Biovest’s manufacturing process preserves the isotype of the tumor (either IgM or IgG) in each patient’s vaccine.  In the study, IgM-positive patients treated with an IgM vaccine and IgG-positive patients treated with IgG vaccine were compared to isotype-matched control patients.  As shown by the survival curves below, the results comparing the isotypes were dramatically different.

DFS: IgM-version of BiovaxID versus IgM Control
DFS: IgM-version of BiovaxID versus IgM-Control

DFS: IgG-version of BiovaxID versus IgG Control
DFS: IgG-version of BiovaxID versus IgG-Control

As shown by the disease-free survival curves, we analyzed differences in median DFS in vaccinated patients in our Phase III clinical trial separately by tumor isotype.

In the IgM isotype group, we observed that patients who were treated with isotype-matched BiovaxID had significantly longer DFS (52.9 months, versus 28.7 months) than patients with IgM isotype tumors who received control vaccine. In contrast, in the IgG isotype group, there was no difference in median DFS between the patients who received isotype-matched BiovaxID and the patients with IgG isotype tumors who received control vaccine.
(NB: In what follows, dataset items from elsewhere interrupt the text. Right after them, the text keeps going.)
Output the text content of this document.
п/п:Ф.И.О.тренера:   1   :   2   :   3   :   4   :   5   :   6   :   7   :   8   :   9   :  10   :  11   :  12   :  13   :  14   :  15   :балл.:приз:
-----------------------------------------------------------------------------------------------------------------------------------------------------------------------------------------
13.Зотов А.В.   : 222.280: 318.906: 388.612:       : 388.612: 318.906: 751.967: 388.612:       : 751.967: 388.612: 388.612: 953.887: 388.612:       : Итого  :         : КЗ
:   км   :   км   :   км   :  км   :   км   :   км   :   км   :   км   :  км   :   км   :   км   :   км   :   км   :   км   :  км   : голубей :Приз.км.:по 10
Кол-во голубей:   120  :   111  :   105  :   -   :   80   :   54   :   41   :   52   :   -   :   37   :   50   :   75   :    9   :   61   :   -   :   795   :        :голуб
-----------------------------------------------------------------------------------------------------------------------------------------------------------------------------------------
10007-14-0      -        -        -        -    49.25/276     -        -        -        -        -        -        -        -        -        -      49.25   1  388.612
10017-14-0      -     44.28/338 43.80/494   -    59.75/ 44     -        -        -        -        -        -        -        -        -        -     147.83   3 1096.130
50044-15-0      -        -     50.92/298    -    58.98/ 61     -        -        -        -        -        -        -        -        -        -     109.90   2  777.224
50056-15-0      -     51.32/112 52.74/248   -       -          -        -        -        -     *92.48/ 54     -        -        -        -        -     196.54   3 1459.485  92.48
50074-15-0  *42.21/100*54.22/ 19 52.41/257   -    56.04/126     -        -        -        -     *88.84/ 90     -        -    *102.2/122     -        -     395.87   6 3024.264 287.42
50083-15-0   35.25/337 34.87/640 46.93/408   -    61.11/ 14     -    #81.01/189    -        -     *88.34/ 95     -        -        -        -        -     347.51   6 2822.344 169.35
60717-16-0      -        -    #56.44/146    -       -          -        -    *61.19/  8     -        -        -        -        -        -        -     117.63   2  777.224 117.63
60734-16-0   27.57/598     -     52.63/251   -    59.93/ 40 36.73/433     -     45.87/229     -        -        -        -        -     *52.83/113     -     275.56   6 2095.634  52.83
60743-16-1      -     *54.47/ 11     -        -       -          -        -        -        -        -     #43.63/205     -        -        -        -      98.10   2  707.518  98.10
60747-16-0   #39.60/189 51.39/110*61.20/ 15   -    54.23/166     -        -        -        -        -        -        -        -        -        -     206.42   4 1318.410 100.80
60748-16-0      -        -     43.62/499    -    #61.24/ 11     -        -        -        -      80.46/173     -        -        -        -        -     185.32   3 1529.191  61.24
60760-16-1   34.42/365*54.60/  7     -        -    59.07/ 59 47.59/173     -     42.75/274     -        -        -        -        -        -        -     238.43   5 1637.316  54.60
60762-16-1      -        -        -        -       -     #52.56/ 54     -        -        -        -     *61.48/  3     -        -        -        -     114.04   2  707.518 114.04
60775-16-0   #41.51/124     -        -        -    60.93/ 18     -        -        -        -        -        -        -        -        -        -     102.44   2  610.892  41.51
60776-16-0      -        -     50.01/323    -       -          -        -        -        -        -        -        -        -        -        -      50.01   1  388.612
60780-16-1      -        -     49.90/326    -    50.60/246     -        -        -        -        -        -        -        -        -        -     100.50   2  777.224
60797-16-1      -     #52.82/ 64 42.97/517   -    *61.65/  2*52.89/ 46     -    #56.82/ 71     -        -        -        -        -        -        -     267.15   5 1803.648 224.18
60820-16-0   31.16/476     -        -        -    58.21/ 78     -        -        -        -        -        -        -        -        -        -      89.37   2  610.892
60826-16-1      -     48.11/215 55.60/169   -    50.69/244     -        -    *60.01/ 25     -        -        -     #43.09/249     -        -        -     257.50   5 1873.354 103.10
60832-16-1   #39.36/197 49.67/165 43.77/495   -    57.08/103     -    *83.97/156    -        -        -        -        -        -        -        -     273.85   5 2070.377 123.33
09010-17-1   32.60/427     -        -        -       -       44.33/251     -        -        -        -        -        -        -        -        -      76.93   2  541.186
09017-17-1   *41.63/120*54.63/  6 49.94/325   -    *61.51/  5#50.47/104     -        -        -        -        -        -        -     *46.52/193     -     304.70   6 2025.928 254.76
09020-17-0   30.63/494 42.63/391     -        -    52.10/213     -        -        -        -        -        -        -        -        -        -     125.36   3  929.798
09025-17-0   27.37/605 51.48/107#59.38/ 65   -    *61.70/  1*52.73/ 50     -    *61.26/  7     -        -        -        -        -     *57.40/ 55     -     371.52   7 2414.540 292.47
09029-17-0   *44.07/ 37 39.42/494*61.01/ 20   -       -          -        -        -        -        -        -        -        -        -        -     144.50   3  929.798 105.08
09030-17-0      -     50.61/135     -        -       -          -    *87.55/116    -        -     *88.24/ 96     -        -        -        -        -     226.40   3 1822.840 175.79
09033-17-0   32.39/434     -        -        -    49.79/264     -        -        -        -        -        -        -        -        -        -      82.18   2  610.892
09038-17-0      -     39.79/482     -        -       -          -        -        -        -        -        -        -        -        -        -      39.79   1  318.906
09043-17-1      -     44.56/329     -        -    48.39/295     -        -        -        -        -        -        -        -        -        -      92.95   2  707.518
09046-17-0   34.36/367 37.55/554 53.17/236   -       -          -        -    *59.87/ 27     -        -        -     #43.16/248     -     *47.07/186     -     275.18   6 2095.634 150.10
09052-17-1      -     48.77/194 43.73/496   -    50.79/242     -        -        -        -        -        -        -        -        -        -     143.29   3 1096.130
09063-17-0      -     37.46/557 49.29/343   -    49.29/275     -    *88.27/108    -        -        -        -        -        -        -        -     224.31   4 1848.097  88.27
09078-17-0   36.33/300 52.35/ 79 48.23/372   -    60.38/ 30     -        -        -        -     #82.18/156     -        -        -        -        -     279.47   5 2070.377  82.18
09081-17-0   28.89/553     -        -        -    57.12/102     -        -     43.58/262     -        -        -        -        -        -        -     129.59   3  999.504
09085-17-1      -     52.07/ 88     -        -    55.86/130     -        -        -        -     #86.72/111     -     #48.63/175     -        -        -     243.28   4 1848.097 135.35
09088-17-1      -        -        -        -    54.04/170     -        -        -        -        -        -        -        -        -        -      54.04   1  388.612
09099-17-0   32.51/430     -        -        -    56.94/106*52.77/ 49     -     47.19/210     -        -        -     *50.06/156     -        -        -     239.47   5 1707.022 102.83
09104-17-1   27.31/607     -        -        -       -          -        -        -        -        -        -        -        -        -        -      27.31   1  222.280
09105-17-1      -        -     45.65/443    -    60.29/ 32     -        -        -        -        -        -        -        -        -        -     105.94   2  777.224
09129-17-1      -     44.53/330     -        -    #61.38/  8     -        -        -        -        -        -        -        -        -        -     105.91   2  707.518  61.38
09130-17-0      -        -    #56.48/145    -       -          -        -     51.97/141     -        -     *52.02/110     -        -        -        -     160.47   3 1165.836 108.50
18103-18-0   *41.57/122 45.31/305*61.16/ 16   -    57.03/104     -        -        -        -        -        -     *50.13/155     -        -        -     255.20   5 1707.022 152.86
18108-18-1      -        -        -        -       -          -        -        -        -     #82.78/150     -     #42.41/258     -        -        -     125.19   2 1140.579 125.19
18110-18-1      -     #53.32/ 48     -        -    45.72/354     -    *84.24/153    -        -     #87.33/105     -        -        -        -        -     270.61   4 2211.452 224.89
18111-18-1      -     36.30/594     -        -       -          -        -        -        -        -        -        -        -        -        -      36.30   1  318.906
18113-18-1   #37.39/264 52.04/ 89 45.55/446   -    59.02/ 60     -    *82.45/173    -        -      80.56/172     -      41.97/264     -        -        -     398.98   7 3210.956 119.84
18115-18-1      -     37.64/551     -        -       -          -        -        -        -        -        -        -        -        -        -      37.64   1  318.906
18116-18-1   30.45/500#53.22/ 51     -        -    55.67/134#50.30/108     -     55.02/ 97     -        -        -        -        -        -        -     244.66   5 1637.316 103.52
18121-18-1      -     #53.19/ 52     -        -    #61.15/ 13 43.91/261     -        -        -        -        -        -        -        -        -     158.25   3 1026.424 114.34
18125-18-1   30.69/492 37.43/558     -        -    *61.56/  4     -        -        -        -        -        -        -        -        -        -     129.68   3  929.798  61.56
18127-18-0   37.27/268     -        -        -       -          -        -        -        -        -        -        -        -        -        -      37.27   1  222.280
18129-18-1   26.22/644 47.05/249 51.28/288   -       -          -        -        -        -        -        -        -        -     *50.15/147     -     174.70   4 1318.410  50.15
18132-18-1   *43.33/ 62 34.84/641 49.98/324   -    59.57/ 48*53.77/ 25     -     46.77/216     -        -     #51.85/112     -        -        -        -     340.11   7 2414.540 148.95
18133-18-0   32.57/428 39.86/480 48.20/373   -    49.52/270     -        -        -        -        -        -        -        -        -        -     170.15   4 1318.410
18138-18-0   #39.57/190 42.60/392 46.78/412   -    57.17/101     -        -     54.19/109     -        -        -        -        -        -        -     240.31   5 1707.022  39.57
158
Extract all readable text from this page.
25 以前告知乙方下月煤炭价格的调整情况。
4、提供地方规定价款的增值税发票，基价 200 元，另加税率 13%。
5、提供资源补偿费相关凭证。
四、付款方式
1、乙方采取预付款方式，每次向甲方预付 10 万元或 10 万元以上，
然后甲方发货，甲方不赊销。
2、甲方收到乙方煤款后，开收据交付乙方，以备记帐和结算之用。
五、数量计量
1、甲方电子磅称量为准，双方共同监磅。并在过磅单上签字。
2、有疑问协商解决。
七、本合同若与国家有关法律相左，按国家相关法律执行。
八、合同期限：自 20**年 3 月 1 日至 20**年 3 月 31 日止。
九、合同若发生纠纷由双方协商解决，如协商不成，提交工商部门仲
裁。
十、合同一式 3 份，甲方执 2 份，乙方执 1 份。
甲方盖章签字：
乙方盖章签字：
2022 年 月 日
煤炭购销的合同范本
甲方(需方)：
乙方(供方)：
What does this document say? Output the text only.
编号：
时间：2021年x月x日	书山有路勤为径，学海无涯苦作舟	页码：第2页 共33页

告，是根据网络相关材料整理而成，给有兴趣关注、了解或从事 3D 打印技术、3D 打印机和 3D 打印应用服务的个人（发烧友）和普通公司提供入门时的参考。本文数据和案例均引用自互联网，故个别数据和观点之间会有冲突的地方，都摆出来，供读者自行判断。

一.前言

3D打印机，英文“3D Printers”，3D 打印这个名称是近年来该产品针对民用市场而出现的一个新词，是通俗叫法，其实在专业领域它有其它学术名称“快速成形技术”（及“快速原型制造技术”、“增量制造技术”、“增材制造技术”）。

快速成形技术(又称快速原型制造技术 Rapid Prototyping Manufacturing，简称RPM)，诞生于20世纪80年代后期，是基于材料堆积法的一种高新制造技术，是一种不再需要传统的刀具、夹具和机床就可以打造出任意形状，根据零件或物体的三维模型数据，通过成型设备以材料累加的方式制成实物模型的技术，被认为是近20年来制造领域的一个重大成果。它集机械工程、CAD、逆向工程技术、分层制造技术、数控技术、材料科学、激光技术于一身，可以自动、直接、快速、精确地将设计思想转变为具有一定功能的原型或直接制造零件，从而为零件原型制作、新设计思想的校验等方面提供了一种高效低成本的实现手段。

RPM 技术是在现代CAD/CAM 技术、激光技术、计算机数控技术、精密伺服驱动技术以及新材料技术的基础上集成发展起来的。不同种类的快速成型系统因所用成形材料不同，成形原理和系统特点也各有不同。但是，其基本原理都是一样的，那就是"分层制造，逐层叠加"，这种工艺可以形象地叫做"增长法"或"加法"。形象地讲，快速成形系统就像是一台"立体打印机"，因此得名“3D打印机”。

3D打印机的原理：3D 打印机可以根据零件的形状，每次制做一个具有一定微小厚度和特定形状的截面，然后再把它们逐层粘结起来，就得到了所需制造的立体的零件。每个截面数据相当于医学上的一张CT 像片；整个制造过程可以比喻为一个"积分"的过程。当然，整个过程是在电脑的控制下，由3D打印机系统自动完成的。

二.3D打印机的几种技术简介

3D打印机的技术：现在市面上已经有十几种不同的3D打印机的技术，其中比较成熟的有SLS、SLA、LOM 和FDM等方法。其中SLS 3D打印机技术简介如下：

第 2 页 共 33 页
This startling finding establishes that careful initial selection of heavy-chain isotype in idiotype vaccine manufacture may ultimately be a key predictor of clinical benefit.  Accordingly future studies conducted with idiotypic cancer vaccines (including, but not limited to BiovaxID) must take into consideration the potential impact of the heavy-chain isotype on those vaccine’s efficacy.  This unexpected and profound discovery had not been previously demonstrated in any human trial.